"WHAT IS FMT'S MUSIC?" An Essay by TI - Part II
For Part I please see the previous post.
You can read the whole series of this essay here (also linked in the list on the right).
And the second.
Our music is the ultimate Market-In (where the customers are ourselves, ie., the pursuit of the music we want to listen to).
Another unique thing is that "the listeners are ourselves".
You might think, "No, it is not necessarily unique because there are other musicians and artists who think like that."
Of course, artists, not just musicians, are basically egoistic when it comes to creative work. Most of them would say, "I'm going to do what I want to do, and I'm going to do it the way I want to do it."

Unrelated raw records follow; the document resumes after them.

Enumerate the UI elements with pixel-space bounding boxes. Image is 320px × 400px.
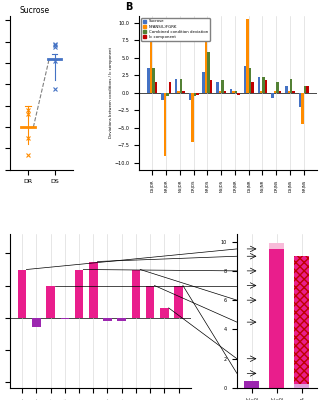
- Bar: [274, 91, 276, 93]
- Bar: [210, 80, 212, 93]
- Bar: [89, 262, 98, 318]
- Bar: [196, 93, 199, 95]
- Bar: [146, 286, 155, 318]
- Bar: [147, 68, 150, 93]
- Bar: [265, 80, 268, 93]
- Bar: [182, 91, 185, 93]
- Bar: [32, 318, 41, 327]
- Bar: [46, 286, 55, 318]
- Bar: [205, 20, 207, 93]
- Legend: Sucrose, NFANS(L)FGRK, Combined condition deviation, Ic component: Sucrose, NFANS(L)FGRK, Combined conditio…: [141, 18, 210, 40]
- Text: B: B: [125, 2, 132, 12]
- Bar: [258, 77, 260, 93]
- Bar: [262, 77, 265, 93]
- Bar: [260, 91, 262, 93]
- Bar: [175, 79, 177, 93]
- Bar: [152, 68, 155, 93]
- Bar: [237, 93, 240, 95]
- Bar: [60, 318, 69, 319]
- Bar: [269, 243, 284, 249]
- Bar: [301, 93, 304, 124]
- Bar: [271, 93, 274, 98]
- Bar: [292, 91, 295, 93]
- Bar: [244, 381, 260, 388]
- Bar: [285, 86, 288, 93]
- Bar: [177, 91, 180, 93]
- Bar: [18, 270, 26, 318]
- Bar: [299, 93, 301, 107]
- Bar: [161, 93, 164, 100]
- Bar: [194, 93, 196, 96]
- Bar: [174, 286, 183, 318]
- Bar: [150, 20, 152, 93]
- Bar: [288, 91, 290, 93]
- Bar: [249, 68, 251, 93]
- Bar: [294, 256, 309, 388]
- Bar: [235, 91, 237, 93]
- Bar: [276, 82, 279, 93]
- Bar: [191, 93, 194, 142]
- Bar: [294, 256, 309, 388]
- Bar: [232, 91, 235, 93]
- Bar: [132, 270, 140, 318]
- Bar: [155, 82, 157, 93]
- Bar: [269, 249, 284, 388]
- Bar: [160, 308, 169, 318]
- Bar: [75, 270, 83, 318]
- Bar: [219, 91, 221, 93]
- Bar: [279, 91, 281, 93]
- Text: Sucrose: Sucrose: [19, 6, 49, 15]
- Bar: [166, 93, 169, 96]
- Bar: [306, 86, 309, 93]
- Bar: [224, 91, 226, 93]
- Bar: [246, 20, 249, 93]
- Y-axis label: Deviations between conditions / Ic component: Deviations between conditions / Ic compo…: [109, 47, 113, 138]
- Bar: [117, 318, 126, 321]
- Bar: [180, 79, 182, 93]
- Bar: [294, 384, 309, 388]
- Bar: [103, 318, 112, 321]
- Bar: [189, 93, 191, 100]
- Bar: [216, 82, 219, 93]
- Bar: [207, 52, 210, 93]
- Bar: [230, 89, 232, 93]
- Bar: [304, 86, 306, 93]
- Bar: [244, 66, 246, 93]
- Bar: [203, 72, 205, 93]
- Bar: [169, 82, 171, 93]
- Bar: [251, 82, 254, 93]
- Bar: [164, 93, 166, 156]
- Bar: [290, 79, 292, 93]
- Bar: [221, 80, 224, 93]
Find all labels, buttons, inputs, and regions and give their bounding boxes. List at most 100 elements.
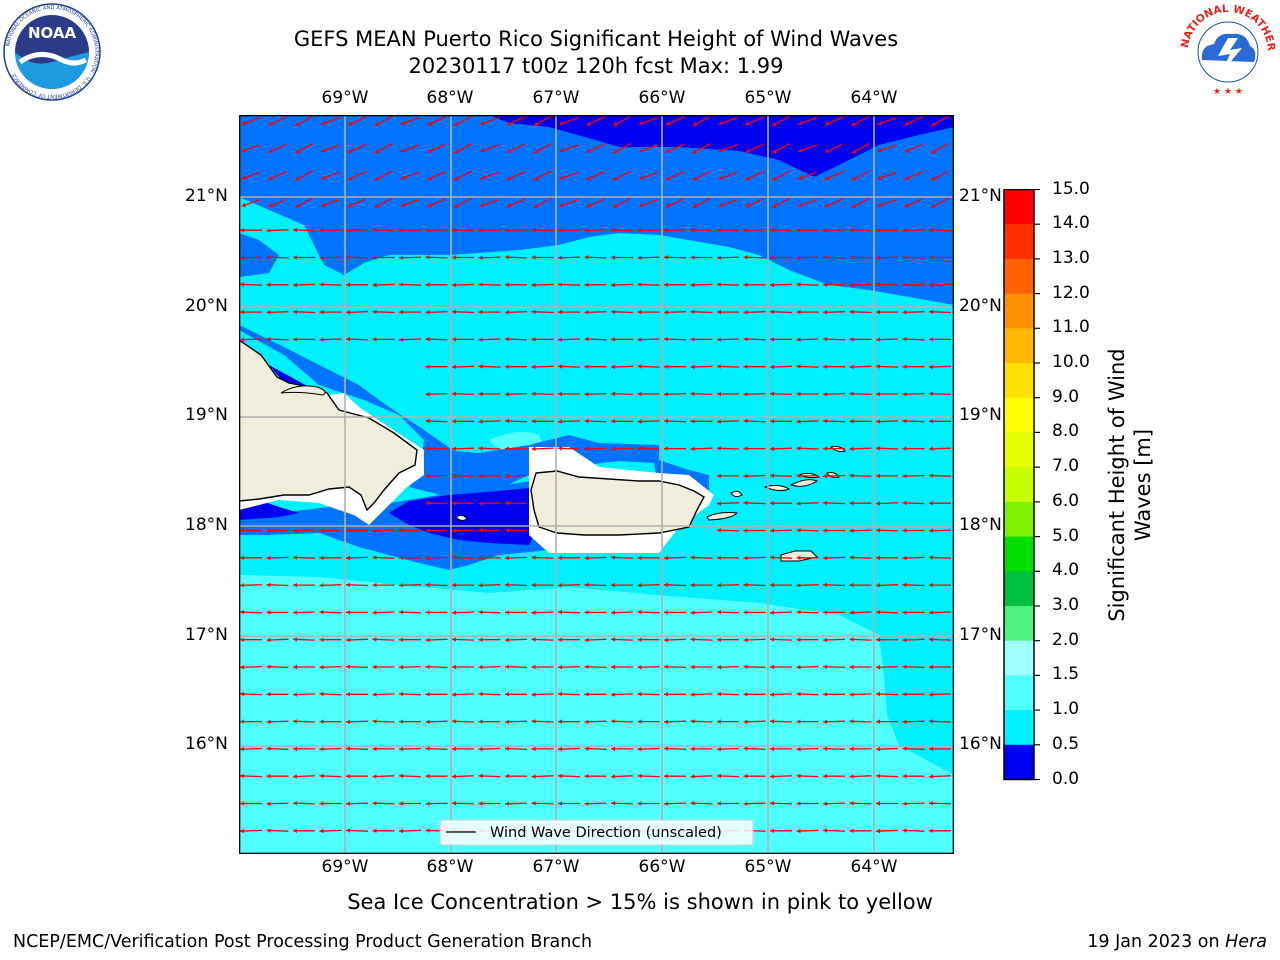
wave-direction-arrow: [663, 637, 687, 643]
wave-direction-arrow: [692, 197, 711, 209]
wave-direction-arrow: [399, 637, 421, 642]
wave-direction-arrow: [557, 691, 581, 697]
wave-direction-arrow: [637, 255, 660, 260]
wave-direction-arrow: [902, 528, 925, 533]
wave-direction-arrow: [876, 719, 898, 724]
wave-direction-arrow: [506, 143, 526, 153]
wave-direction-arrow: [902, 610, 925, 615]
wave-direction-arrow: [875, 746, 899, 752]
wave-direction-arrow: [586, 116, 605, 126]
land-puerto-rico: [530, 470, 705, 536]
wave-direction-arrow: [372, 337, 395, 342]
wave-direction-arrow: [478, 364, 501, 369]
wave-direction-arrow: [425, 610, 448, 615]
wave-direction-arrow: [743, 337, 766, 342]
wave-direction-arrow: [531, 255, 554, 260]
contour-0-0.5-north: [489, 115, 954, 177]
wave-direction-arrow: [533, 115, 552, 127]
wave-direction-arrow: [425, 310, 448, 315]
colorbar-segment: [1004, 224, 1034, 260]
wave-direction-arrow: [743, 364, 766, 369]
wave-direction-arrow: [398, 528, 422, 533]
wave-direction-arrow: [637, 309, 660, 315]
wave-direction-arrow: [796, 828, 819, 834]
wave-direction-arrow: [425, 418, 448, 424]
wave-direction-arrow: [875, 773, 899, 779]
wave-direction-arrow: [743, 555, 766, 561]
wave-direction-arrow: [504, 500, 528, 506]
wave-direction-arrow: [690, 364, 713, 370]
wave-direction-arrow: [558, 391, 580, 397]
wave-direction-arrow: [930, 115, 950, 127]
colorbar-segment: [1004, 467, 1034, 503]
colorbar-tick-label: 14.0: [1052, 213, 1090, 234]
map-title: GEFS MEAN Puerto Rico Significant Height…: [293, 27, 899, 51]
wave-direction-arrow: [690, 255, 713, 260]
wave-direction-arrow: [478, 610, 501, 615]
wave-direction-arrow: [716, 282, 740, 287]
wave-direction-arrow: [822, 582, 846, 588]
wave-direction-arrow: [769, 555, 793, 560]
wave-direction-arrow: [770, 255, 792, 260]
lat-label-left: 16°N: [185, 734, 228, 754]
wave-direction-arrow: [427, 143, 446, 153]
colorbar-segment: [1004, 293, 1034, 329]
wave-direction-arrow: [531, 746, 554, 752]
wave-direction-arrow: [478, 528, 501, 533]
wave-direction-arrow: [822, 555, 846, 561]
wave-direction-arrow: [266, 637, 289, 643]
wave-direction-arrow: [637, 665, 660, 670]
wave-direction-arrow: [504, 392, 528, 397]
wave-direction-arrow: [611, 664, 633, 670]
wave-direction-arrow: [796, 446, 819, 451]
wave-direction-arrow: [876, 309, 898, 315]
wave-direction-arrow: [425, 364, 448, 369]
wave-direction-arrow: [559, 144, 579, 153]
wave-direction-arrow: [849, 473, 872, 478]
wave-direction-arrow: [399, 228, 421, 233]
wave-direction-arrow: [875, 528, 899, 533]
wave-direction-arrow: [557, 337, 581, 342]
wave-direction-arrow: [930, 143, 950, 154]
wave-direction-arrow: [504, 582, 528, 588]
wave-direction-arrow: [451, 282, 475, 288]
wave-direction-arrow: [716, 501, 740, 506]
wave-direction-arrow: [533, 143, 552, 154]
wave-direction-arrow: [716, 337, 740, 342]
wave-direction-arrow: [452, 419, 474, 424]
wave-direction-arrow: [875, 364, 899, 369]
wave-direction-arrow: [929, 746, 951, 752]
wave-direction-arrow: [902, 692, 925, 697]
wave-direction-arrow: [718, 144, 738, 153]
wave-direction-arrow: [716, 665, 740, 670]
wave-direction-arrow: [822, 418, 846, 424]
wave-direction-arrow: [345, 637, 369, 643]
lon-label-top: 64°W: [850, 88, 898, 108]
lon-label-bottom: 68°W: [426, 857, 474, 877]
wave-direction-arrow: [612, 115, 632, 127]
wave-direction-arrow: [849, 446, 872, 451]
wave-direction-arrow: [743, 418, 766, 424]
colorbar-segment: [1004, 605, 1034, 642]
wave-direction-arrow: [743, 582, 766, 588]
wave-direction-arrow: [557, 255, 581, 260]
wave-direction-arrow: [770, 664, 792, 670]
wave-direction-arrow: [664, 774, 686, 779]
wave-direction-arrow: [796, 419, 819, 424]
wave-direction-arrow: [928, 774, 952, 779]
wave-direction-arrow: [902, 746, 925, 751]
wave-direction-arrow: [504, 255, 528, 260]
wave-direction-arrow: [929, 419, 951, 424]
wave-direction-arrow: [586, 143, 605, 153]
wave-direction-arrow: [822, 637, 846, 643]
wave-direction-arrow: [849, 692, 872, 697]
wave-direction-arrow: [796, 637, 819, 642]
wave-direction-arrow: [372, 255, 395, 260]
wave-direction-arrow: [610, 610, 634, 615]
wave-direction-arrow: [292, 801, 316, 806]
colorbar-segment: [1004, 258, 1034, 295]
wave-direction-arrow: [690, 664, 713, 670]
wave-direction-arrow: [533, 197, 552, 209]
wave-direction-arrow: [504, 418, 528, 424]
wave-direction-arrow: [319, 828, 342, 834]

However, I think such musicians are also 100% on stage when they perform live, and they probably write and perform while assuming that they are on stage when they record. At the time, they are probably imagining a packed house of listeners.
At the very least, when you're recording, few people should assume "I were pumping my fist up at my live performance and dancing along on the ride" or "I were listening to my music within the audience in a swoon".
(One might imagine the creators of Ambient and the like to be "myself at home in the comfort of my own home," though.)
In contrast, we also create music with an "audience" in mind, but that audience is us (only). We always say that we don't want to play live, but that's because we want to be in the audience and hear it live in the first place.
So, when I'm making music, I'm not an artist, but rather a listener. I create the sounds that I imagine I want to hear as a listener.
We're doing what we love, but that doesn't mean we're doing what we love as expressive people. We’re just listeners, creating the music we like and listening to it the way we like it.
And often the desires of the listener, the recipient of the expression, are more "twisted" and “grotesque” than those of the creator.
For example, don't you want to have "just three burger patties, triple the cheese, but skipping the tomatoes and lettuce, and a large serving of fries"? Or even "pull the patties out of the hamburger and make it vegetarian. Either of these might be possible at Burger King, perhaps.
But that's not possible in music. We have no choice but to create it ourselves. So we are creating our own.
However, such things sometimes turn out to be bizarre or grotesque. Maybe that's why people say that our music is "unique" (or weird).
But even if there is some weirdness around us, we are quite happy to listen to every track we have ever released.
Our music is not the Product-Out music of the artist, it is the ultimate Market-In music (for the sole largest users in our own market).
Our stance in presenting our music is to give everyone else "music that I can say with confidence that I want to listen to," and I'm happy if people like the music that I like too.
If our show were to take place, we would be sitting in the audience together, facing the same direction as the audience.